Is Peter Tatchell Good for You?
I have admired Peter Tatchell for many years. He is an heroic political figure who has persistently spoken out against human rights abuses. In so doing he has opened himself to social vilification and even to physical violence. However in ‘Pornography is Good for You?’ I suggest he has badly reneged on his struggle for human rights.
In developing a moral justification for pornography, Tatchell deploys the rhetorical strategy against feminists that he reins on his homophobic and racist opponents: we are illiberal, anti-democratic, sexually repressive and anti-freedom. Most pro-pornography proponents assert that their reasoning, in contrast to that of allegedly ‘anti-sex’ bigots, is not ideologically driven. Tatchell’s claim is no exception: his own stance contributes ‘a more balanced, nuanced approach’ to current controversies over pornography. Those who critique pornography are ‘the new puritans’, ‘uptight religious fundamentalists, conservative politicians and right-wing feminists’. These ‘self-appointed moral guardians’, in mounting an ‘anti-porn crusade’, demonstrate they disapprove of the ‘naked human body’ and ‘sexual pleasure’.
By eliding all objections to pornography as emanating from a unitary anti-sex repressive source, Tatchell’s strategy silences. Who wants to belong to a tight-lipped censorious brigade rather than a fun-loving, sexually-free party crowd? He tars feminists with the same brush as right-wingers. In doing so, he ironically uses the arguments of traditionalists he opposes: acceptance of the demand and supply economy of the patriarchal capitalist market place; a morality based on norms of (heterosexual) masculinity, and male entitlement. Surely Tatchell is not guilty of these charges? I am disappointed to say that he is.

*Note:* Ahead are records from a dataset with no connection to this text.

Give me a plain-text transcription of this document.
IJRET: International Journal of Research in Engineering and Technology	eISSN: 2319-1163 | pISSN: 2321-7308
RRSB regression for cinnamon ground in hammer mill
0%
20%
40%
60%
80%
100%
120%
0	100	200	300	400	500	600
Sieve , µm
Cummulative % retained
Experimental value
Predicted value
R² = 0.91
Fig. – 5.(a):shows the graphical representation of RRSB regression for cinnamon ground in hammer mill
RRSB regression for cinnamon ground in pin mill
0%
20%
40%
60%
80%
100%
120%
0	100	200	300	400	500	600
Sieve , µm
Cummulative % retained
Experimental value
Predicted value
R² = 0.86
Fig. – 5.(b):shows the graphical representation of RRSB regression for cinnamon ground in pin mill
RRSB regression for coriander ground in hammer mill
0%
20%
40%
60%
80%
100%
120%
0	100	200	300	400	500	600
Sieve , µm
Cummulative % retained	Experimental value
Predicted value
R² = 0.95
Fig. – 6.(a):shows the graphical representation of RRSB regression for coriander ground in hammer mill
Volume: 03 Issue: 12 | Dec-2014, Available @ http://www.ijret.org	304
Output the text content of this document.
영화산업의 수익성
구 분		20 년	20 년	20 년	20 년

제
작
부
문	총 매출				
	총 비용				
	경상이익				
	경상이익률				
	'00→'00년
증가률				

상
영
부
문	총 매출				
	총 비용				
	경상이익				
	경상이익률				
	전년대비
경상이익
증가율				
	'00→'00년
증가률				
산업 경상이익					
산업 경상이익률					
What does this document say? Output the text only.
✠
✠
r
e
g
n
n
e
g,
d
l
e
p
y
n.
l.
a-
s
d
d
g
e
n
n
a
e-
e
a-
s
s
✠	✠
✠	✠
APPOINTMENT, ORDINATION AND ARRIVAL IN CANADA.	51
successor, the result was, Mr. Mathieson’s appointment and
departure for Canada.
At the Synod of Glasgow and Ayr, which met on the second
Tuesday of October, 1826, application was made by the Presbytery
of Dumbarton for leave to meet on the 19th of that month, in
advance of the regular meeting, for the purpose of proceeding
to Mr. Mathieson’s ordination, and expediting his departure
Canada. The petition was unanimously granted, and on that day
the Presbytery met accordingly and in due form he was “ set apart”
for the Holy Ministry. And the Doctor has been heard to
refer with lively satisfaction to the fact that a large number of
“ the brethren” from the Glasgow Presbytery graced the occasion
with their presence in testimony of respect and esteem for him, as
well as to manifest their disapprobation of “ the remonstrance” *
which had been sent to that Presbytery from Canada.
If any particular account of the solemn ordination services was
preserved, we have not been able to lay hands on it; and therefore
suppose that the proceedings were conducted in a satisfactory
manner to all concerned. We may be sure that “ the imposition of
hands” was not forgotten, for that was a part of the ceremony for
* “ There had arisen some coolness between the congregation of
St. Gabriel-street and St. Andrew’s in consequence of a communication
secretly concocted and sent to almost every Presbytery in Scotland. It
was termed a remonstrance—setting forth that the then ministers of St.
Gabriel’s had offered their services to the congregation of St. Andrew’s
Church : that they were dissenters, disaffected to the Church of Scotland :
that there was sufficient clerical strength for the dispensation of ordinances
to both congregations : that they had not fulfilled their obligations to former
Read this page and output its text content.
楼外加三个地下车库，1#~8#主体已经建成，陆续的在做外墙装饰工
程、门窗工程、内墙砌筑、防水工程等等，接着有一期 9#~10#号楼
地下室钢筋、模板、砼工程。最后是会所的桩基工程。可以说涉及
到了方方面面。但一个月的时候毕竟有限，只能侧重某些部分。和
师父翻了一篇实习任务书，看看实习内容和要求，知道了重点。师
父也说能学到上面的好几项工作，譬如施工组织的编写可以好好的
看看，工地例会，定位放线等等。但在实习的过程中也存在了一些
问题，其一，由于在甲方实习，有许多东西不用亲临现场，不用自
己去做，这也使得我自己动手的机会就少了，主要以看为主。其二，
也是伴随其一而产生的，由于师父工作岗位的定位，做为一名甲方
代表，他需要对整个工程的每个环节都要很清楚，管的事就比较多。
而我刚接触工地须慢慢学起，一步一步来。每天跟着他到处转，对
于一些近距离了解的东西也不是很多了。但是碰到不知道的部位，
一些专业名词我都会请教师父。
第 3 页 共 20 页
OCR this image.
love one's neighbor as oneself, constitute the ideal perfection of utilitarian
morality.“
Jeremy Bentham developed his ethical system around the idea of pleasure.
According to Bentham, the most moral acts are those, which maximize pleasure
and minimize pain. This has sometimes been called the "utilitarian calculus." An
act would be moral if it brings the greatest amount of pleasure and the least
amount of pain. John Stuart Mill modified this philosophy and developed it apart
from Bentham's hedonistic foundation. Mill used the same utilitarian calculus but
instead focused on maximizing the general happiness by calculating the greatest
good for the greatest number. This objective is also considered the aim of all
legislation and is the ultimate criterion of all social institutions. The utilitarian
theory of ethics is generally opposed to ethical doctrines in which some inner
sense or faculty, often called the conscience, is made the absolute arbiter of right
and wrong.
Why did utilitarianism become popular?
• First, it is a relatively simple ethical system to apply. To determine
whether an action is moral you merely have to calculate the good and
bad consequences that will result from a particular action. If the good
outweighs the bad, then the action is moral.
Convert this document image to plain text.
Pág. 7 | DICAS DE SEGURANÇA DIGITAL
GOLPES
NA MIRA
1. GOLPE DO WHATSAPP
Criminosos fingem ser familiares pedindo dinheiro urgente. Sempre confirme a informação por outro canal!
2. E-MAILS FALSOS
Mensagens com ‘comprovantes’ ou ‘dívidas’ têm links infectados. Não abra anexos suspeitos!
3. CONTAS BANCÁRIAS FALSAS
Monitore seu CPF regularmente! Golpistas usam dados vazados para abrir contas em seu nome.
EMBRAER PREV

Tatchell alleges feminists view pornography as ‘immoral, dehumanizing, and exploitative’ and performers as ‘victims’. He argues some have freely chosen to work in the sex industry; to them it is a job ‘like any other … much better paid’. Performers are no more exploited than anyone else in ‘mind-numbing, routine, dead-end, low-paid employment’. But feminists do not categorise individual performers as victims without choice or agency. In fact we take an alternative view: In a society where equal pay has not been achieved, where women’s value is invested in her sexuality and where some of the lowest paid labour is carried out by women, it can be an economically rational decision for a woman to sell sexual labour. Women’s equality requires changes at the structural, societal level that causes inequality. The pornography industry is one of its causes; the fact that women work within the industry doesn’t mitigate that.